Wall Street Journal:

The Administration’s Compact for Academic Excellence in Higher Education, leaked to the press, offers schools preferential funding if they follow certain rules. Schools that agree to meet the Trump benchmarks would be eligible for “multiple positive benefits,” and “substantial and meaningful federal grants.”

Some rules are common sense. The memo specifies that universities in the compact must end the use of race or gender preferences in hiring or admission on campus. This is the law. Also sensible is embracing so-called institutional neutrality so schools don’t take sides in social and political issues unrelated to the university.
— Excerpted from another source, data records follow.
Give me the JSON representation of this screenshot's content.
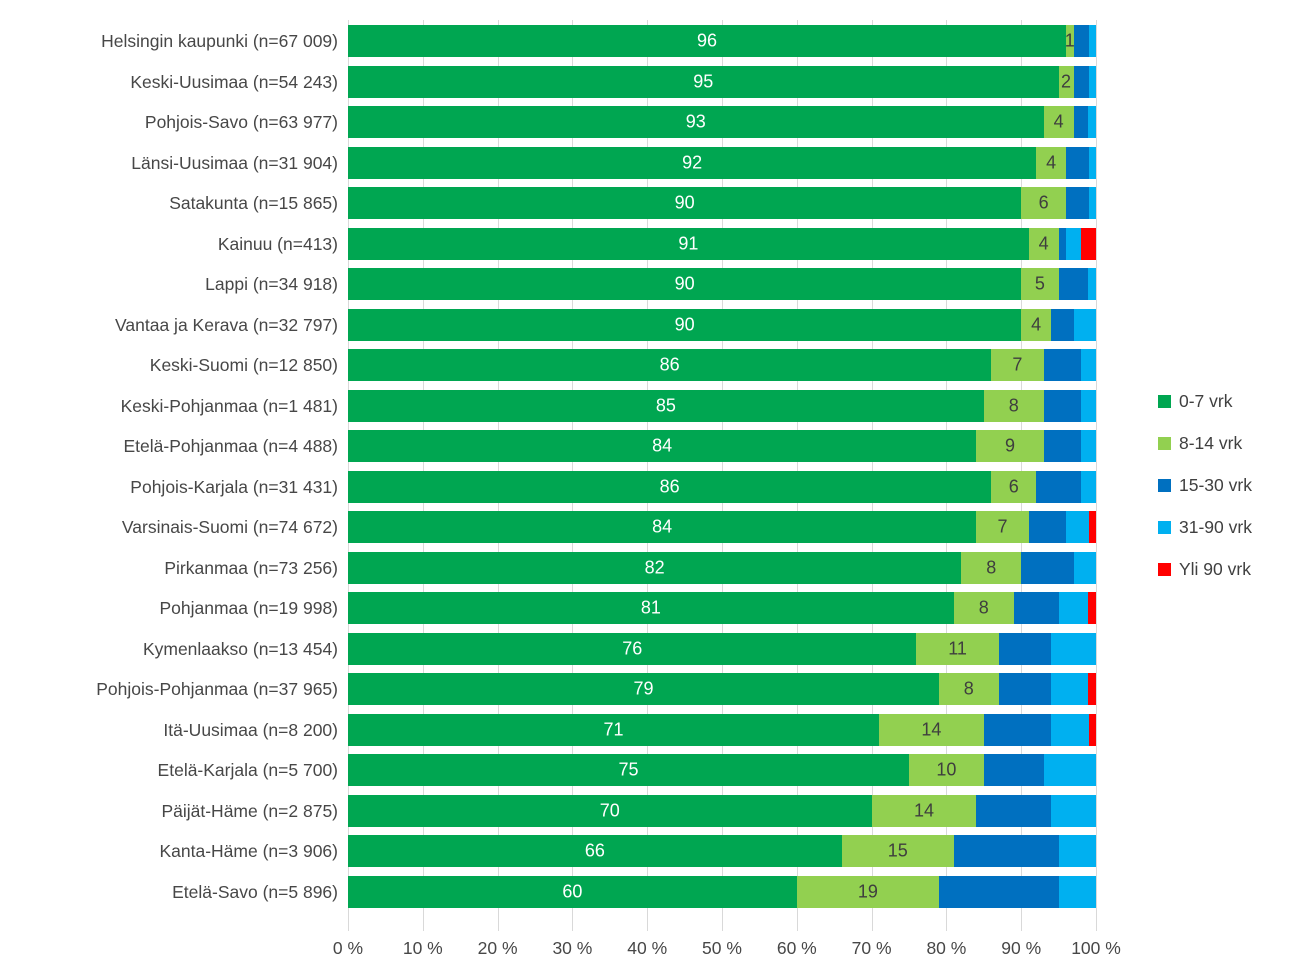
{
  "chart_data": {
    "type": "bar",
    "orientation": "horizontal",
    "stacked": true,
    "title": "",
    "xlabel": "",
    "ylabel": "",
    "xlim": [
      0,
      100
    ],
    "grid": true,
    "legend_position": "right",
    "x_tick_labels": [
      "0 %",
      "10 %",
      "20 %",
      "30 %",
      "40 %",
      "50 %",
      "60 %",
      "70 %",
      "80 %",
      "90 %",
      "100 %"
    ],
    "x_tick_values": [
      0,
      10,
      20,
      30,
      40,
      50,
      60,
      70,
      80,
      90,
      100
    ],
    "series_names": [
      "0-7 vrk",
      "8-14 vrk",
      "15-30 vrk",
      "31-90 vrk",
      "Yli 90 vrk"
    ],
    "series_colors": [
      "#00A651",
      "#92D050",
      "#0070C0",
      "#00B0F0",
      "#FF0000"
    ],
    "data_labels_shown_for_series": [
      0,
      1
    ],
    "data_label_colors": [
      "#FFFFFF",
      "#3E3E3E"
    ],
    "rows": [
      {
        "label": "Helsingin kaupunki (n=67 009)",
        "values": [
          96,
          1,
          2,
          1,
          0
        ]
      },
      {
        "label": "Keski-Uusimaa (n=54 243)",
        "values": [
          95,
          2,
          2,
          1,
          0
        ]
      },
      {
        "label": "Pohjois-Savo (n=63 977)",
        "values": [
          93,
          4,
          2,
          1,
          0
        ]
      },
      {
        "label": "Länsi-Uusimaa (n=31 904)",
        "values": [
          92,
          4,
          3,
          1,
          0
        ]
      },
      {
        "label": "Satakunta (n=15 865)",
        "values": [
          90,
          6,
          3,
          1,
          0
        ]
      },
      {
        "label": "Kainuu (n=413)",
        "values": [
          91,
          4,
          1,
          2,
          2
        ]
      },
      {
        "label": "Lappi (n=34 918)",
        "values": [
          90,
          5,
          4,
          1,
          0
        ]
      },
      {
        "label": "Vantaa ja Kerava (n=32 797)",
        "values": [
          90,
          4,
          3,
          3,
          0
        ]
      },
      {
        "label": "Keski-Suomi (n=12 850)",
        "values": [
          86,
          7,
          5,
          2,
          0
        ]
      },
      {
        "label": "Keski-Pohjanmaa (n=1 481)",
        "values": [
          85,
          8,
          5,
          2,
          0
        ]
      },
      {
        "label": "Etelä-Pohjanmaa (n=4 488)",
        "values": [
          84,
          9,
          5,
          2,
          0
        ]
      },
      {
        "label": "Pohjois-Karjala (n=31 431)",
        "values": [
          86,
          6,
          6,
          2,
          0
        ]
      },
      {
        "label": "Varsinais-Suomi (n=74 672)",
        "values": [
          84,
          7,
          5,
          3,
          1
        ]
      },
      {
        "label": "Pirkanmaa (n=73 256)",
        "values": [
          82,
          8,
          7,
          3,
          0
        ]
      },
      {
        "label": "Pohjanmaa (n=19 998)",
        "values": [
          81,
          8,
          6,
          4,
          1
        ]
      },
      {
        "label": "Kymenlaakso (n=13 454)",
        "values": [
          76,
          11,
          7,
          6,
          0
        ]
      },
      {
        "label": "Pohjois-Pohjanmaa (n=37 965)",
        "values": [
          79,
          8,
          7,
          5,
          1
        ]
      },
      {
        "label": "Itä-Uusimaa (n=8 200)",
        "values": [
          71,
          14,
          9,
          5,
          1
        ]
      },
      {
        "label": "Etelä-Karjala (n=5 700)",
        "values": [
          75,
          10,
          8,
          7,
          0
        ]
      },
      {
        "label": "Päijät-Häme (n=2 875)",
        "values": [
          70,
          14,
          10,
          6,
          0
        ]
      },
      {
        "label": "Kanta-Häme (n=3 906)",
        "values": [
          66,
          15,
          14,
          5,
          0
        ]
      },
      {
        "label": "Etelä-Savo (n=5 896)",
        "values": [
          60,
          19,
          16,
          5,
          0
        ]
      }
    ]
  },
  "legend": {
    "items": [
      {
        "label": "0-7 vrk",
        "color": "#00A651"
      },
      {
        "label": "8-14 vrk",
        "color": "#92D050"
      },
      {
        "label": "15-30 vrk",
        "color": "#0070C0"
      },
      {
        "label": "31-90 vrk",
        "color": "#00B0F0"
      },
      {
        "label": "Yli 90 vrk",
        "color": "#FF0000"
      }
    ]
  },
  "style_colors": {
    "gridline": "#D9D9D9",
    "axis_text": "#474747",
    "category_text": "#474747",
    "legend_text": "#404040",
    "background": "#FFFFFF"
  }
}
Professors can opine in their private capacity, but the history department can’t dictate a certain view of the Arab-Israel conflict.

The memo encourages a “vibrant marketplace of ideas,” and that can’t be said often enough. Many schools are making good efforts to address progressive monoculture, including left-leaning faculty rosters. Kudos to schools like the University of Texas, which has created a school of Civic Leadership, and others like Vanderbilt that have hosted events to emphasize a return to free-speech principles. The Trump compact seems to have backed off attempts to dictate faculty hiring, a welcome development.
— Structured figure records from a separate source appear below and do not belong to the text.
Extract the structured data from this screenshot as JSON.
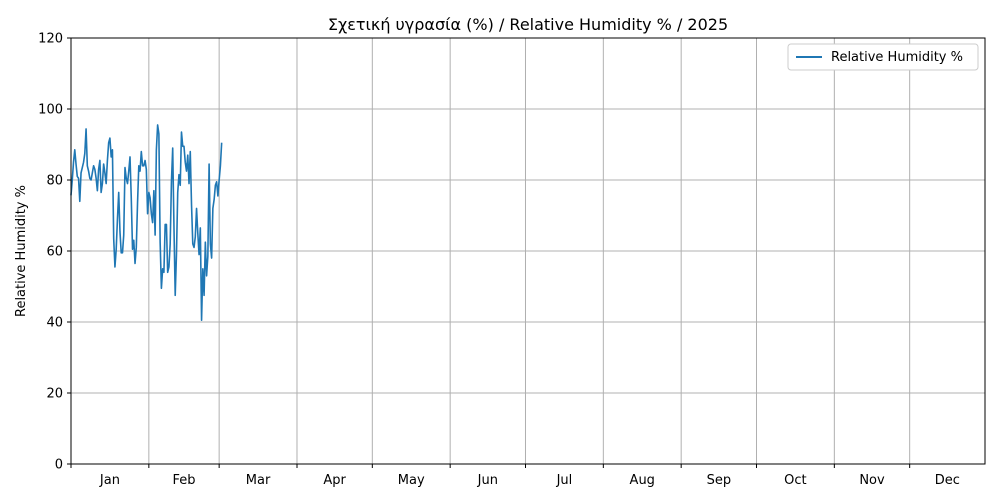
{
  "chart_data": {
    "type": "line",
    "title": "Σχετική υγρασία (%) / Relative Humidity % / 2025",
    "xlabel": "",
    "ylabel": "Relative Humidity %",
    "ylim": [
      0,
      120
    ],
    "yticks": [
      0,
      20,
      40,
      60,
      80,
      100,
      120
    ],
    "xlim": [
      "2025-01-01",
      "2025-12-31"
    ],
    "month_labels": [
      "Jan",
      "Feb",
      "Mar",
      "Apr",
      "May",
      "Jun",
      "Jul",
      "Aug",
      "Sep",
      "Oct",
      "Nov",
      "Dec"
    ],
    "grid": true,
    "legend": {
      "placement": "top-right"
    },
    "colors": {
      "line": "#1f77b4",
      "grid": "#b0b0b0",
      "axis": "#000000"
    },
    "series": [
      {
        "name": "Relative Humidity %",
        "start_date": "2025-01-01",
        "step_days": 0.5,
        "values": [
          75.7,
          80,
          85,
          88.5,
          84.5,
          81,
          80.5,
          74,
          82,
          83.5,
          85,
          87.5,
          94.4,
          84,
          82.5,
          80.5,
          80,
          82,
          84,
          83,
          80.5,
          77,
          83,
          85.5,
          76.5,
          79,
          84.5,
          82,
          79,
          85.5,
          90.5,
          91.8,
          86.5,
          88.5,
          63.5,
          55.5,
          60.5,
          69,
          76.5,
          65.5,
          59.5,
          59.5,
          64.5,
          83.5,
          80.5,
          79,
          82.5,
          86.5,
          75,
          60.5,
          63,
          56.5,
          61,
          73.5,
          84,
          82.5,
          88,
          84,
          84,
          85.5,
          83,
          70.5,
          76.5,
          75,
          70.5,
          68,
          77,
          64.5,
          88.5,
          95.5,
          93,
          62.5,
          49.5,
          55,
          54,
          67.5,
          67.5,
          54,
          55.5,
          62,
          79.5,
          89,
          67,
          47.5,
          59,
          76.5,
          81.5,
          78.5,
          93.5,
          89.5,
          89.5,
          85,
          82.5,
          87,
          79,
          88,
          73,
          62,
          61,
          64,
          72,
          65,
          59,
          66.5,
          40.5,
          55,
          47.5,
          62.5,
          53,
          58.5,
          84.5,
          62,
          58,
          72,
          74.5,
          78.5,
          79.5,
          75.5,
          80,
          84,
          90.5
        ]
      }
    ]
  }
}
Where the compact goes too far is with its demand that schools freeze tuition for five years and cap the enrollment of international students at 15%. Mitch Daniels proved at Purdue that tuition can be frozen over several years, but this should be up to the schools themselves.

And where does the 15% cap on foreign students come from—a dartboard? International students are a source of full-freight tuition for many schools. Students from overseas were 26% of the University of Southern California student body in 2025. Limiting tuition and international students at the same time could leave schools with a budget shortfall.

Brian McGill and Sara Randazzo:

The compact acknowledges the crushing debt many college graduates face and seeks ways to alleviate the burden. Universities signing on would have to “commit to freezing the effective tuition rates charged to American students for the next five years.” The sticker price of tuition, room and board at some universities can now reach near $100,000.

Few college students pay such a high price. The average published price for tuition and fees at public four-year schools for those living in-state was $11,610, according to the College Board, a number that has actually decreased slightly over the past decade when inflation is taken into account. At private schools, the published average was $43,350, up 4% over a decade in inflation-adjusted dollars.